Currently, there are more than 5 million electric cars in circulation in China, making it the nation with the most electric cars. With about 1.77 million cars, the US comes second, followed by Germany with 570,000 cars. In Mexico, just 5,600 electric vehicles were sold last year, much less than the 8,400 sold in Latin America's biggest car market, Brazil. Can you imagine what new incremental requirements will emerge in the near future as other countries like Mexico evolve and change their mobility to this technology?
For example, the most common elements in electric vehicle batteries are lithium-ion, nickel manganese cobalt, nickel metal hydride, lithium sulfur, and lead-acid. There are great concerns about the continuous supply of these raw materials to manufacture EV batteries. As the years pass, more EVs will be in use, and more EV vehicles will start aging and requiring new batteries. Considering the resources available on the planet and our ability to cost-effectively extract them with the available technology, can we be sure that supply will meet worldwide demand in the future?
Taking this into consideration, a new trend is emerging to support this increasing use of EVs: Massive Battery Recycling. Developing this industry in our country would keep hazardous materials from entering the waste stream, both at the end of a battery's useful life and during its production, because if not, we will be harming Mexico, and our entire planet, in a different way than gas emissions do.
The material recovery from recycling would reintroduce critical materials back into the supply chain and would increase the domestic sources for such materials, reducing the detrimental impact on the planet. Work is now underway to develop battery-recycling processes that minimize the life-cycle impacts of using batteries in vehicles. Are these new processes that are being developed cost effective for that industry to grow in Mexico? How many batteries will need to be recycled on a regular basis to make the investment feasible in Mexico? How many vehicles will need to be sold in our country to reach this ratio? Are we developing the surrounding elements required to reach these sales?

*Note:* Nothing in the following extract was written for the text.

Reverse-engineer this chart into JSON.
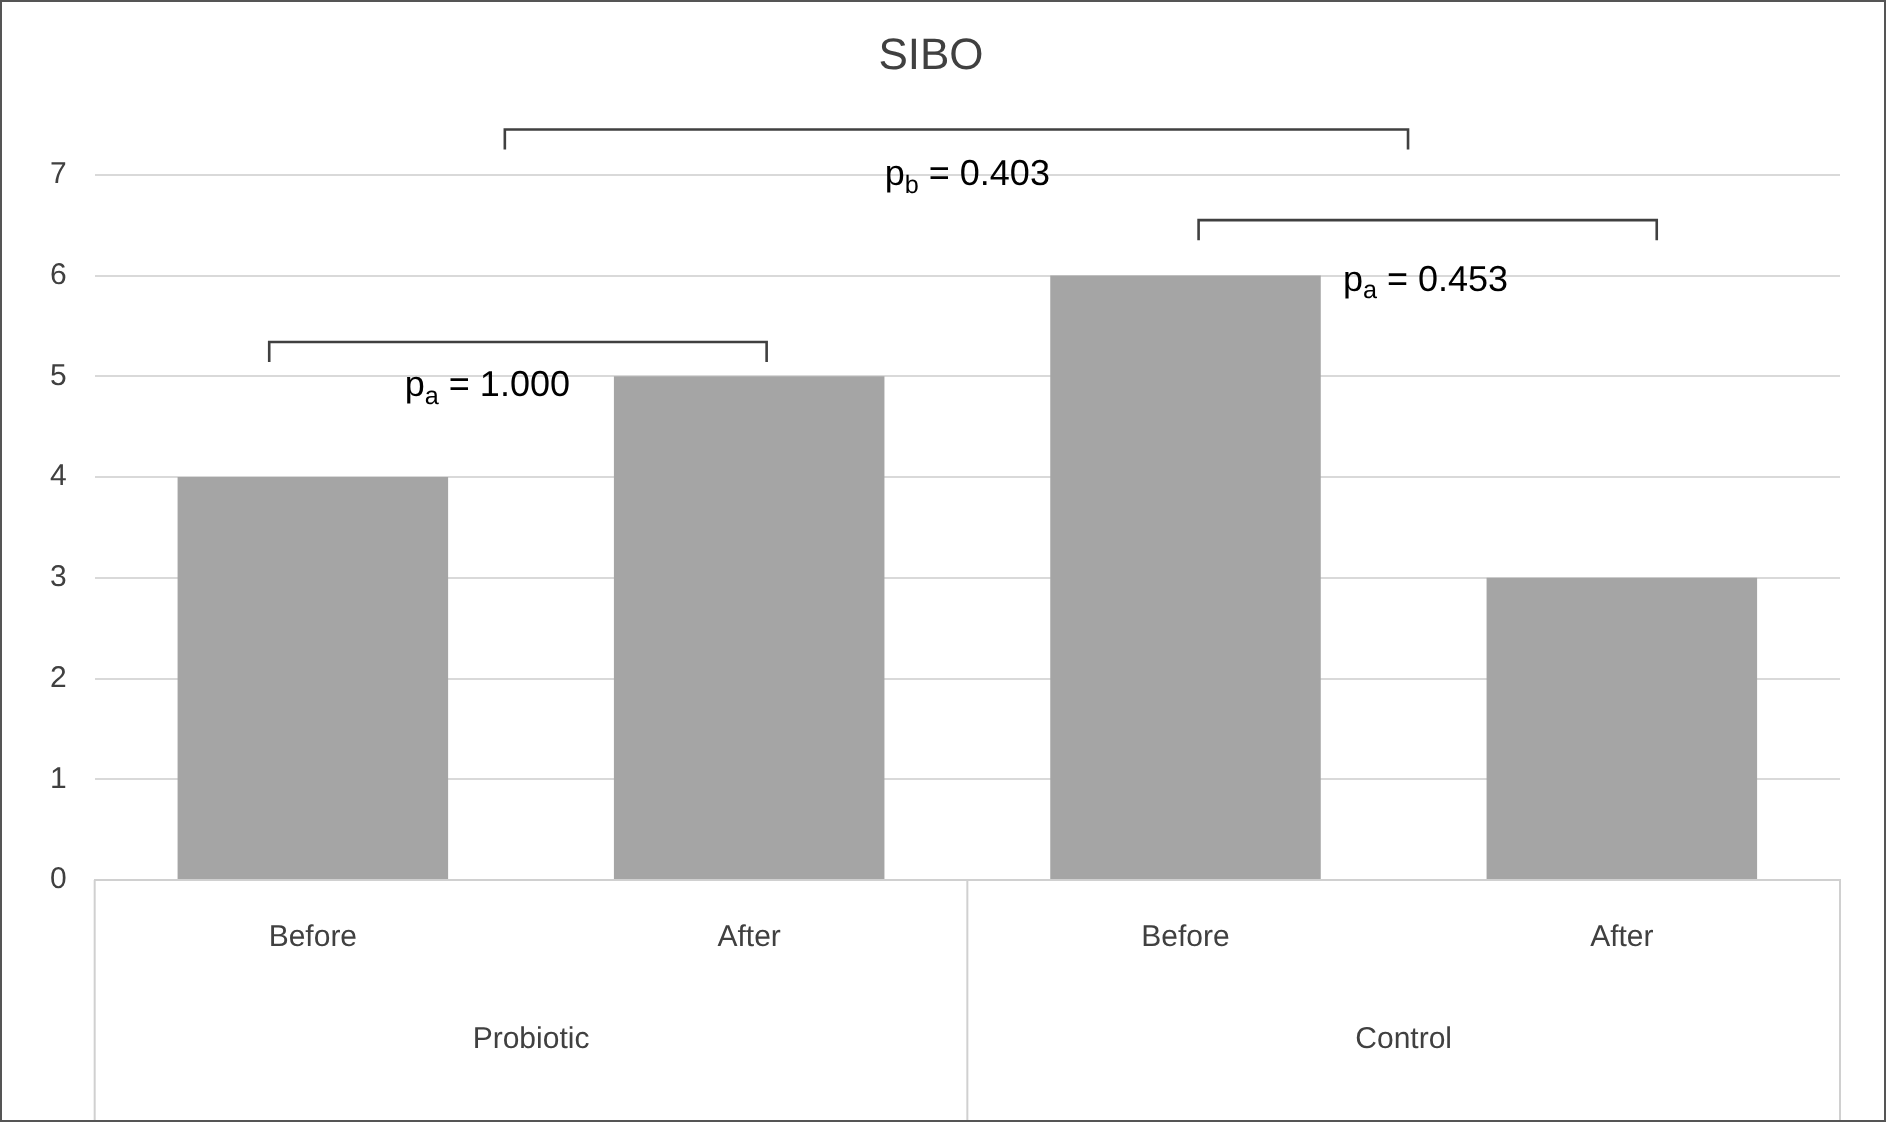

On the other hand, we need to ensure enough electricity supply and electric charging stations for the constantly increasing number of electric (and hybrid) plug-in vehicles that are, and will be, in use in the coming years. The International Energy Agency reports that lack of charging infrastructure is the top barrier to EV adoption. The industry in most of the more evolved countries is responding and the rollout of the hardware is accelerating. Is Mexico evolving simultaneously?

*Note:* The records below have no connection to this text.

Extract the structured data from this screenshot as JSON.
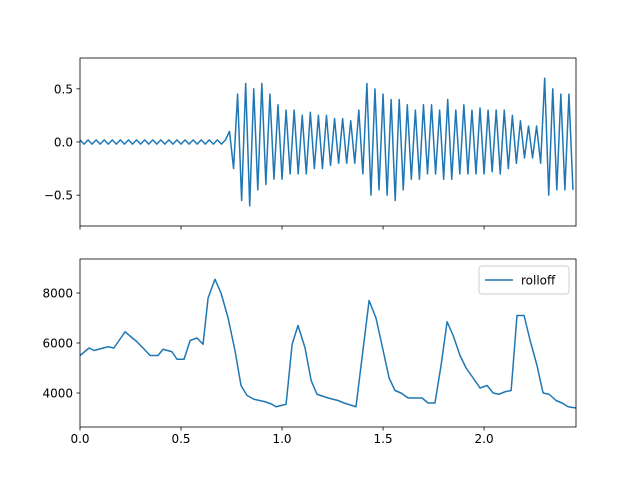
{
  "chart_data": [
    {
      "type": "line",
      "color": "#1f77b4",
      "x": [
        0,
        0.02,
        0.04,
        0.06,
        0.08,
        0.1,
        0.12,
        0.14,
        0.16,
        0.18,
        0.2,
        0.22,
        0.24,
        0.26,
        0.28,
        0.3,
        0.32,
        0.34,
        0.36,
        0.38,
        0.4,
        0.42,
        0.44,
        0.46,
        0.48,
        0.5,
        0.52,
        0.54,
        0.56,
        0.58,
        0.6,
        0.62,
        0.64,
        0.66,
        0.68,
        0.7,
        0.72,
        0.74,
        0.76,
        0.78,
        0.8,
        0.82,
        0.84,
        0.86,
        0.88,
        0.9,
        0.92,
        0.94,
        0.96,
        0.98,
        1,
        1.02,
        1.04,
        1.06,
        1.08,
        1.1,
        1.12,
        1.14,
        1.16,
        1.18,
        1.2,
        1.22,
        1.24,
        1.26,
        1.28,
        1.3,
        1.32,
        1.34,
        1.36,
        1.38,
        1.4,
        1.42,
        1.44,
        1.46,
        1.48,
        1.5,
        1.52,
        1.54,
        1.56,
        1.58,
        1.6,
        1.62,
        1.64,
        1.66,
        1.68,
        1.7,
        1.72,
        1.74,
        1.76,
        1.78,
        1.8,
        1.82,
        1.84,
        1.86,
        1.88,
        1.9,
        1.92,
        1.94,
        1.96,
        1.98,
        2,
        2.02,
        2.04,
        2.06,
        2.08,
        2.1,
        2.12,
        2.14,
        2.16,
        2.18,
        2.2,
        2.22,
        2.24,
        2.26,
        2.28,
        2.3,
        2.32,
        2.34,
        2.36,
        2.38,
        2.4,
        2.42,
        2.44
      ],
      "values": [
        0.02,
        -0.02,
        0.02,
        -0.02,
        0.02,
        -0.02,
        0.02,
        -0.02,
        0.02,
        -0.02,
        0.02,
        -0.02,
        0.02,
        -0.02,
        0.02,
        -0.02,
        0.02,
        -0.02,
        0.02,
        -0.02,
        0.02,
        -0.02,
        0.02,
        -0.02,
        0.02,
        -0.02,
        0.02,
        -0.02,
        0.02,
        -0.02,
        0.02,
        -0.02,
        0.02,
        -0.02,
        0.02,
        -0.02,
        0.02,
        0.1,
        -0.25,
        0.45,
        -0.55,
        0.55,
        -0.6,
        0.5,
        -0.45,
        0.55,
        -0.4,
        0.45,
        -0.35,
        0.35,
        -0.35,
        0.3,
        -0.3,
        0.3,
        -0.3,
        0.25,
        -0.3,
        0.28,
        -0.25,
        0.25,
        -0.25,
        0.25,
        -0.22,
        0.22,
        -0.2,
        0.22,
        -0.2,
        0.2,
        -0.2,
        0.3,
        -0.3,
        0.55,
        -0.5,
        0.5,
        -0.45,
        0.45,
        -0.5,
        0.4,
        -0.55,
        0.4,
        -0.45,
        0.35,
        -0.35,
        0.3,
        -0.35,
        0.35,
        -0.3,
        0.35,
        -0.3,
        0.3,
        -0.35,
        0.4,
        -0.35,
        0.3,
        -0.3,
        0.35,
        -0.3,
        0.3,
        -0.3,
        0.32,
        -0.3,
        0.3,
        -0.28,
        0.3,
        -0.3,
        0.3,
        -0.25,
        0.25,
        -0.2,
        0.2,
        -0.15,
        0.15,
        -0.15,
        0.15,
        -0.2,
        0.6,
        -0.5,
        0.5,
        -0.45,
        0.45,
        -0.45,
        0.45,
        -0.45
      ],
      "xlim": [
        0,
        2.455
      ],
      "ylim": [
        -0.79,
        0.79
      ],
      "xticks": [
        0,
        0.5,
        1,
        1.5,
        2
      ],
      "xtick_labels": false,
      "yticks": [
        {
          "value": -0.5,
          "label": "−0.5"
        },
        {
          "value": 0,
          "label": "0.0"
        },
        0.5
      ]
    },
    {
      "type": "line",
      "legend": "upper right",
      "x": [
        0,
        0.045,
        0.069,
        0.139,
        0.168,
        0.223,
        0.252,
        0.282,
        0.312,
        0.347,
        0.386,
        0.411,
        0.455,
        0.48,
        0.515,
        0.545,
        0.579,
        0.609,
        0.634,
        0.668,
        0.698,
        0.733,
        0.767,
        0.797,
        0.827,
        0.861,
        0.916,
        0.95,
        0.97,
        1.02,
        1.05,
        1.079,
        1.114,
        1.144,
        1.173,
        1.228,
        1.277,
        1.307,
        1.366,
        1.431,
        1.465,
        1.495,
        1.53,
        1.559,
        1.589,
        1.624,
        1.693,
        1.723,
        1.757,
        1.787,
        1.817,
        1.847,
        1.881,
        1.911,
        1.946,
        1.98,
        2.015,
        2.045,
        2.074,
        2.104,
        2.134,
        2.163,
        2.198,
        2.228,
        2.262,
        2.292,
        2.322,
        2.356,
        2.386,
        2.416,
        2.455
      ],
      "series": [
        {
          "name": "rolloff",
          "color": "#1f77b4",
          "values": [
            5500,
            5800,
            5700,
            5850,
            5800,
            6450,
            6250,
            6050,
            5800,
            5500,
            5500,
            5750,
            5650,
            5350,
            5350,
            6100,
            6200,
            5950,
            7800,
            8550,
            8000,
            7000,
            5700,
            4300,
            3900,
            3750,
            3650,
            3550,
            3450,
            3550,
            5950,
            6700,
            5800,
            4500,
            3950,
            3800,
            3700,
            3600,
            3450,
            7700,
            7000,
            5900,
            4600,
            4100,
            4000,
            3800,
            3800,
            3600,
            3600,
            5100,
            6850,
            6300,
            5500,
            5000,
            4600,
            4200,
            4300,
            4000,
            3950,
            4050,
            4100,
            7100,
            7100,
            6100,
            5100,
            4000,
            3950,
            3700,
            3600,
            3450,
            3400
          ]
        }
      ],
      "xlim": [
        0,
        2.455
      ],
      "ylim": [
        2640,
        9360
      ],
      "xticks": [
        {
          "value": 0,
          "label": "0.0"
        },
        0.5,
        {
          "value": 1,
          "label": "1.0"
        },
        1.5,
        {
          "value": 2,
          "label": "2.0"
        }
      ],
      "yticks": [
        4000,
        6000,
        8000
      ]
    }
  ]
}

Our country needs more charging stations to make EVs practical. China is the global leader in a number of publicly available chargers. It produces about 85% of the world’s fast chargers and 55% of slow chargers. Mexico has about 1,100 charging stations nationwide, mostly in the capital and other major cities. In comparison, New York City has around 9,000.
There are already new charging station companies in Mexico supporting the current EV requirements, and more will come as new Chinese brands and products arrive in our country, but is the Federal Electricity Commission (CFE) ready to support the growing energy demand? Investors will come but they need to be sure that enough energy will be provided to make their investment feasible. Is the solar cells industry developing at the same speed to turn more homes into energy producers to help our government comply with that supply demand? Are all new EV users ready to invest additionally in new cells for their homes?
ICE, hybrid and electric vehicles will exist together for the next several years. The proportion will change depending on the speed at which the requirements around them are developed. We should surely address all the different new aspects we need to take care of so as not to accelerate the damage to Earth. If we are moving into these new technologies, we need to also increase our environmental consciousness to protect our planet against the new threats this will entail.